Floating or ship based production units can be used in a variety of offshore gas fields, both remote and depleted, containing greenhouse gases and acid gases. The creation of such industrial complexes afloat makes it possible to use them consistently in several producing gas fields in different geographical areas.

The production of ammonia on the shelf can also be carried out with the implementation of the process of in-situ hydrogen generation during the injection of oxygen into the reservoir and oxidative reactions of hydrocarbons to achieve the required temperatures for the conversion of methane to hydrogen when steam reforming and catalytic cracking catalysts are also injected into the reservoir (in-situ hydrogen production process according to Eurasian patent 021444 ).

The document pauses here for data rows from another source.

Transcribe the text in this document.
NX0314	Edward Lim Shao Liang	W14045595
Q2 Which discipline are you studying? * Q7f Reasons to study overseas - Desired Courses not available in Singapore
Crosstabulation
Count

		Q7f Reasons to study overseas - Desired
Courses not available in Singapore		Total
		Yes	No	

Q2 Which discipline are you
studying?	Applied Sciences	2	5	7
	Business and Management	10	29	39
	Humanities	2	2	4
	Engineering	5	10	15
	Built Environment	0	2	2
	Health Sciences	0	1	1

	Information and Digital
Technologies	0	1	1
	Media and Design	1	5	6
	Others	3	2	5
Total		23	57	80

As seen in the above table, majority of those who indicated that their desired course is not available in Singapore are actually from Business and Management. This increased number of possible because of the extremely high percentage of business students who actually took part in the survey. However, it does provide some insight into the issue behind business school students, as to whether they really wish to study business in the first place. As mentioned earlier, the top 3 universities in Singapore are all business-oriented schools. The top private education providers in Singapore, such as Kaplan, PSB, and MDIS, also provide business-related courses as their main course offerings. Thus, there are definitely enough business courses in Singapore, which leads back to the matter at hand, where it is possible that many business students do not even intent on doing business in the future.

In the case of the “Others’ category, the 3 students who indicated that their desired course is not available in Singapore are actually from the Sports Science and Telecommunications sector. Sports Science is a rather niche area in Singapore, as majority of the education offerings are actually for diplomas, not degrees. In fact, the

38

On a floating base or vessel in the area of the developed offshore gas field, installations are also placed for separating air into oxygen and nitrogen, separating greenhouse and other unwanted gases from natural gas and hydrogen used in the ammonia production process.

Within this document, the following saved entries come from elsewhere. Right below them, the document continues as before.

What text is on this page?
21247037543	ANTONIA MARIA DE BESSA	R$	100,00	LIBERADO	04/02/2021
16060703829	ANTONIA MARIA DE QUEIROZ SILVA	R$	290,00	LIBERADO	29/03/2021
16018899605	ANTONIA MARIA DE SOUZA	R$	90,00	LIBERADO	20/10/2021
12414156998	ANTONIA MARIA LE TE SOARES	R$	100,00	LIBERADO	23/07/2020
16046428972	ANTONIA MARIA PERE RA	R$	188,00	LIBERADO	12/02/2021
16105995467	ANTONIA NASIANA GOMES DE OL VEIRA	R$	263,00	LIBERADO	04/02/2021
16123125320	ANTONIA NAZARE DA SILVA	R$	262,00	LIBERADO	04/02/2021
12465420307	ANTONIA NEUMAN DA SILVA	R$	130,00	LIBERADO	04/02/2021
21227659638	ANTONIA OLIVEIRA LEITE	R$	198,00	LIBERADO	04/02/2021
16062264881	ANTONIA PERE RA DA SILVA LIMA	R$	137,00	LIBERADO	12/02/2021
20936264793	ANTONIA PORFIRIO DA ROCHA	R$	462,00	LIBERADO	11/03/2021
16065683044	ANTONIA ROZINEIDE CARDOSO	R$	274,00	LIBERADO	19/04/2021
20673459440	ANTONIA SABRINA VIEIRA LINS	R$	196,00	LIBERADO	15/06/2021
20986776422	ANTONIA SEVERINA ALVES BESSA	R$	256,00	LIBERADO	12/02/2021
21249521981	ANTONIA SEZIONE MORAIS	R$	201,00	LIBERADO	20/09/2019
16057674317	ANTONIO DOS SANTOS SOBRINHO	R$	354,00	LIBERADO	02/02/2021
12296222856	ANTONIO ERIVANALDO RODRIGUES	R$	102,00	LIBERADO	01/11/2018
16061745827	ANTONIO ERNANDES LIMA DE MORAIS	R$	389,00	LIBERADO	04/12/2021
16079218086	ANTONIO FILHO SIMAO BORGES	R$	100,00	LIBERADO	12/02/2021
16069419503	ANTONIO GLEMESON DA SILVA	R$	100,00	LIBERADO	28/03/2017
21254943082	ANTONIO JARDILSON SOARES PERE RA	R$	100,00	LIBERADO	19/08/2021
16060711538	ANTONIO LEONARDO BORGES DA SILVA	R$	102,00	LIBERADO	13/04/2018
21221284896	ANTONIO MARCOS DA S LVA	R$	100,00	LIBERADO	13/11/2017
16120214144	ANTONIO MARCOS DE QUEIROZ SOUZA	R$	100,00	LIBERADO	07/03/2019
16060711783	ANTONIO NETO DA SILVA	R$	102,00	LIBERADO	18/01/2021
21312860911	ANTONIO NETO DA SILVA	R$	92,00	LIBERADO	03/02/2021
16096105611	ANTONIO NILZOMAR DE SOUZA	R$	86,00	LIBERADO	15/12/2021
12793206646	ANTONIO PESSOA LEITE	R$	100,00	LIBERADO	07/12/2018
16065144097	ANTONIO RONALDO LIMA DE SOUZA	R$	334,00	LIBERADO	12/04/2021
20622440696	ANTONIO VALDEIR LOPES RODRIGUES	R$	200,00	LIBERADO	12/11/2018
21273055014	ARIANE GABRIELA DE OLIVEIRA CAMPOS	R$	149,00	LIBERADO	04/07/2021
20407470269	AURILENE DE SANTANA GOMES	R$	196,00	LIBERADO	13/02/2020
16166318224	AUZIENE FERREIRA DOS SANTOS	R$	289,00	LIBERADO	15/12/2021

The level of development of ammonia production technologies achieved today allows scaling up production processes, implementing them in the form of modules with a high level of automation, and reducing the number of maintenance personnel required to work on the shelf.

The blue ammonia produced at the offshore field, which is a liquid carrier of hydrogen, can be easily delivered to the markets for the consumption of hydrogen and ammonia by the existing fleet of ammonia tankers in the world.

The implementation of the proposed method for the production process of producing blue ammonia on the shelf will help preserve the natural environment on land, eliminate the need to build large-scale production facilities, infrastructure facilities, alienate large land areas, and simplify transport and logistics solutions.

Claims (5)

1. A method for the production of blue ammonia on the shelf in an energy-autonomous process at the site of the development of an offshore natural gas field with simultaneous separation of carbon dioxide and its injection and geological disposal into shallow formations in the field area - 1 042341 or by injecting it into the oil reservoirs of an oil and gas field to increase oil recovery from the reservoirs. 2. The method of claim 1, wherein autothermal reforming on a floating base or ship is used to produce synthesis gas. 3. Method for π. 1, in which hydrogen is produced using the process of its in-situ generation with oxygen injection into the reservoir to carry out oxidative reactions of hydrocarbons and achieve temperatures necessary for the conversion of methane to hydrogen when steam reforming and catalytic cracking catalysts are fed into the reservoir. 4. The method according to claim 1, in which the placement of installations for separating air into oxygen and nitrogen, separating greenhouse, acidic and other undesirable gases possibly contained in natural gas, and hydrogen used in the ammonia production process is carried out on a floating base or vessel. 5. The method of claim 1, wherein the natural gas production wells and wells used for injection and geological storage of carbon dioxide are performed with subsea completions, wherein carbon dioxide can be injected both in gaseous form and in the form of carbonated water using technical water of the production process, to enhance oil recovery from reservoirs located in the area of natural gas deposits, thereby providing a closed cycle, without polluting emissions into the surrounding marine and air environments.